A discussion that seems particularly relevant at present is how texts can intervene in the formation of a collective ethics. Literature cannot take full responsibility for creating good or bad men and women, but what it can do is give you the tools to make yourself into a conscious citizen. In this sense, I believe literature always entails a political responsibility. Not only explicitly political texts, but when you write, when you make up a story, even if you’re not doing it consciously to faithfully represent what’s happening, you’re elaborating certain present problems in a different language. I think that’s one of the greatest responsibilities and one of the greatest virtues of literature and of art in general: to find different ways to talk about this, so we as citizens don’t depend exclusively on language provided by and for power and mass media.
RS: Finally, we’d like you to tell us a little about the process of translating your books to English, in particular your novel Signs Preceding the End of the World.

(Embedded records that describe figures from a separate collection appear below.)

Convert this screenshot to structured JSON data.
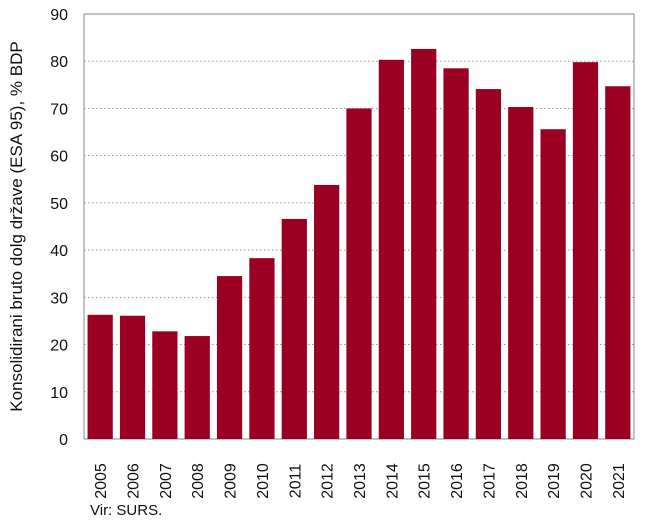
{
  "chart_data": {
    "type": "bar",
    "categories": [
      "2005",
      "2006",
      "2007",
      "2008",
      "2009",
      "2010",
      "2011",
      "2012",
      "2013",
      "2014",
      "2015",
      "2016",
      "2017",
      "2018",
      "2019",
      "2020",
      "2021"
    ],
    "values": [
      26.3,
      26.1,
      22.8,
      21.8,
      34.5,
      38.3,
      46.6,
      53.8,
      70.0,
      80.3,
      82.6,
      78.5,
      74.1,
      70.3,
      65.6,
      79.8,
      74.7
    ],
    "ylabel": "Konsolidirani bruto dolg države (ESA 95), % BDP",
    "xlabel": "",
    "ylim": [
      0,
      90
    ],
    "yticks": [
      0,
      10,
      20,
      30,
      40,
      50,
      60,
      70,
      80,
      90
    ],
    "grid": "horizontal-dotted",
    "bar_color": "#9b0023",
    "source": "Vir: SURS."
  }
}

YH: The novel was translated before to French, Dutch, German, and Italian. I’ve received positive responses to these translations, but the most remarkable reaction, we could say, has been in the United States and England. I’ve worked much more closely on the English version with its translator, Lisa Dillman. I never put pressure on translators, but I make myself available to clarify their doubts. Lisa asked me a lot of questions about the book because there were a lot of difficulties. Sometimes I invent words or take words from other eras, placing them in another context, and sometimes I play games with syntax. That requires not a simple transcription to another language, but a re-creation. I’ll give you an example. In this book, I decided to use the word “jarcha,” which, as you know, comes from the 12th century and refers to a lyrical composition that began to appear as a derivative of Arabic poetry. It was typically written in the voice of a woman saying goodbye. I remember telling myself: this is the discourse of my novel, it’s a woman in transition saying goodbye, I’m going to use that word without explaining anything to anyone to see how people find its meaning thanks to context. Translators hate me for things like that. What Lisa did was search for a word with a similar connotation. Among various options, she proposed that the noun “jarcha” and the verb “jarchar” could be substituted with “verse” and “to verse,” thinking as well that in English there are many words that use “verse” to describe movement, such as “traverse,” “converse,” etc.